The UK has always taken in the desperate – from Huguenots, German Jews and Soviets to East African Asians. Then as now, all the same arguments were made – it was too expensive, we didn’t have the room. But we did what was right and our country has been all the better for it.
It is a sad state of affairs that today our government’s response seems to veer from pandering to xenophobia to pitiful denial – rather than honoring our proud tradition of providing sanctuary for those in need.
Government response
Rather than focusing resources on developing resettlement strategies, the government has announced it will:
- Send sniffer dogs and fences.
- Slash asylum support payments and withdraw automatic support for families whose claims are refused but who for legitimate reasons cannot return home – amounting to enforced destitution.
- Seize the wages of irregular migrants – pushing people further off the radar and into the arms of modern slave masters.
- Press ahead with costly plans to outsource immigration control to landlords despite evidence from the pilot scheme in the West Midlands showing it has prevented British citizens who cannot afford passports from accessing the rental market.
- Extend the sentence for landlords who fail to comply to five years imprisonment and give them summary eviction powers, which even the National Landlords Association is raising the alarm about.
Feeding lies
This is only part of a collective failure of courage and compassion in government – today’s politicians have also conspired to whip up distrust, suspicion, division and – incredulously – jealousy of asylum seekers, seeking praise in xenophobic sections of the press and beyond. Feeding lies that those in Calais are all economic migrants or are here because they’ve heard of our benefits system.
The evidence shows this is nonsense. In fact, the developing world hosts the vast majority of the world’s refugees. And in any event, asylum applications are just a fraction of the net migration figure – which stood at 318,000 in 2014.

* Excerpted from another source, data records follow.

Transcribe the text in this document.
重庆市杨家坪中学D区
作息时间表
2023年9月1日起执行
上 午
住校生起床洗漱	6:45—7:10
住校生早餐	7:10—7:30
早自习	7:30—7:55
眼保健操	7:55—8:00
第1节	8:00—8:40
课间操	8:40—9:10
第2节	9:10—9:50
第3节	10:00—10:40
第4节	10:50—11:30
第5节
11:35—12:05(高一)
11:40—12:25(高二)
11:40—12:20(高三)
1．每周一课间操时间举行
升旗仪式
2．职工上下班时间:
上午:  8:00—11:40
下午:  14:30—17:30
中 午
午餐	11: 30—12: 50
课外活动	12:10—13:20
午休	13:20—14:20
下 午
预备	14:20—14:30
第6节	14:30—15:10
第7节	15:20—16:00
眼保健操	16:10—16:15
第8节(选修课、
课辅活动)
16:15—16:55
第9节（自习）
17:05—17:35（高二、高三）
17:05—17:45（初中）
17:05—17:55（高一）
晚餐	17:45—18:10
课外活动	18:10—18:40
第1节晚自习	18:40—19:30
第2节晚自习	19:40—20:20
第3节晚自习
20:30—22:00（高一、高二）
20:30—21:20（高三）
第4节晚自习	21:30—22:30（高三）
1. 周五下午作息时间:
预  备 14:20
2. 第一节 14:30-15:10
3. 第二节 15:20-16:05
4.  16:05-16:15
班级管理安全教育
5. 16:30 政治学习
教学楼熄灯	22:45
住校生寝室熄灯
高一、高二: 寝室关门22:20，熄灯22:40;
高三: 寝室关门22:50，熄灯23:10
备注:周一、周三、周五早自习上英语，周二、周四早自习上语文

It is also true – but not often said – that the number of asylum seekers applying for refuge in Britain is much lower than many other EU countries. In 2014, the UK received 31,400 asylum applications. This was less than Germany (166,800), France (63,100), Italy (56,300) and Sweden (81,300) and well below the UK peak in 2003 of 84,130. The UK receives below the EU average for asylum applications per head of the population.
Gimmicks
The level of asylum applications ebbs and flows depending on war and persecution around the globe, but it is not affected by gimmicky domestic policies that harm asylum seekers and British citizens alike.

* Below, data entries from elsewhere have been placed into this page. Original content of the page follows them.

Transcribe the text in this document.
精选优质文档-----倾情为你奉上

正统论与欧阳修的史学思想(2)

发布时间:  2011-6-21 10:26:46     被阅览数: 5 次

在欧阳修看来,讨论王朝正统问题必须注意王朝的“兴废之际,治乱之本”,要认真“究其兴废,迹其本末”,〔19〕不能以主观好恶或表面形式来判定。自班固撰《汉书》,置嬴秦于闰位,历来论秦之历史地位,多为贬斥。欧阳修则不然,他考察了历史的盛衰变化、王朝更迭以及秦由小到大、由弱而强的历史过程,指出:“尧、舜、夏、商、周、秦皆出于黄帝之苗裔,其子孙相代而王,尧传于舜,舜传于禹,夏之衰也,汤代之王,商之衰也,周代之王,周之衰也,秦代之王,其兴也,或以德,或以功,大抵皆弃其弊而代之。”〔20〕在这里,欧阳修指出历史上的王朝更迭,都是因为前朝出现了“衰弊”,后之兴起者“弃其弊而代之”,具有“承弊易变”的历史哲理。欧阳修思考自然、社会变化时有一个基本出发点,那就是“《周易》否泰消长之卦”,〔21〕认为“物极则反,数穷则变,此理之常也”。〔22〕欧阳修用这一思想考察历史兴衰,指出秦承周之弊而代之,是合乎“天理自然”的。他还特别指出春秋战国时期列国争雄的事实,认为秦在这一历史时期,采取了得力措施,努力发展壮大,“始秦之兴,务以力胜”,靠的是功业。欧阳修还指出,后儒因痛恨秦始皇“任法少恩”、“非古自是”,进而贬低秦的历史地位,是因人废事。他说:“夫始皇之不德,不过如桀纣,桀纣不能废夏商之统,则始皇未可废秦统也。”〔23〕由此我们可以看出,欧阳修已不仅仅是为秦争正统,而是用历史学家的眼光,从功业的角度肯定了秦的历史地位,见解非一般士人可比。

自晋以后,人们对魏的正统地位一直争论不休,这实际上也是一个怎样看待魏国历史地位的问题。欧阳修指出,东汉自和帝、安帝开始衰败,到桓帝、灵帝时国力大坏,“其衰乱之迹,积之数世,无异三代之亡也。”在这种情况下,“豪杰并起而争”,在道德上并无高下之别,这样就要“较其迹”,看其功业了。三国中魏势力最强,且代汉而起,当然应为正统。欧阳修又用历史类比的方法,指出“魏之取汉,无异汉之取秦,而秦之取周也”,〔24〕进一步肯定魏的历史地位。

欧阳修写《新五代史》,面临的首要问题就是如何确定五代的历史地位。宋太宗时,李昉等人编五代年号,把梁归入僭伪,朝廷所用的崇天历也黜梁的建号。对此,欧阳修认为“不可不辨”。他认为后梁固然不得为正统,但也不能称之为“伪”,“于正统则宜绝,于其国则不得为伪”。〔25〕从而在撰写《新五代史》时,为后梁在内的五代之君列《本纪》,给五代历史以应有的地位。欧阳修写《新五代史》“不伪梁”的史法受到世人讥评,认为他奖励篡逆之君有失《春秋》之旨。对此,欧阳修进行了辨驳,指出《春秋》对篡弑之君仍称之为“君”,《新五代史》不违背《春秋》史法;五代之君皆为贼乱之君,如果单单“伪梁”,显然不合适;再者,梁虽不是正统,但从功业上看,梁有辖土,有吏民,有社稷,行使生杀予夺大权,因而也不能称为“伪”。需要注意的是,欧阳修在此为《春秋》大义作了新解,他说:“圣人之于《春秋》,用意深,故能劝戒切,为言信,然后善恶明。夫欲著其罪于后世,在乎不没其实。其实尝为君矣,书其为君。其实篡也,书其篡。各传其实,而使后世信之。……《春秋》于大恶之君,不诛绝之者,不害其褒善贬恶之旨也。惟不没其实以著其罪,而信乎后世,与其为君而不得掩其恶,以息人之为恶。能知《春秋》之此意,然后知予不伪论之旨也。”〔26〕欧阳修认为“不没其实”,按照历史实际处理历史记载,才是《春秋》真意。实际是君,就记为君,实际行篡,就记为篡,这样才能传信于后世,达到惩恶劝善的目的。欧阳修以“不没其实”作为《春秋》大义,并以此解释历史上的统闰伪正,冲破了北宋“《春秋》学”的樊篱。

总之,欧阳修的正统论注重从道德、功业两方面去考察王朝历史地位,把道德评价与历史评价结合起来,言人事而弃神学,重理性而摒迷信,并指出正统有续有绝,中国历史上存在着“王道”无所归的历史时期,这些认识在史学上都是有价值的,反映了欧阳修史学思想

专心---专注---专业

It is hard not to see the dehumanization of these desperate people as part of a wider, and worrying, trend. The government’s plan to scrap the Human Rights Act and replace it with a British Bill of Rights, undermining the universality of human rights, is another indicator.
So at home they propose that those in power should decide when and to whom rights protections apply, and elsewhere human beings in need are treated like animals, to be contained, controlled and forgotten about.
We will not be part of this ugly ideology, devoid of empathy and basic humanity – and neither should you. We all deserve safe haven, and in Britain, we have a duty to provide it.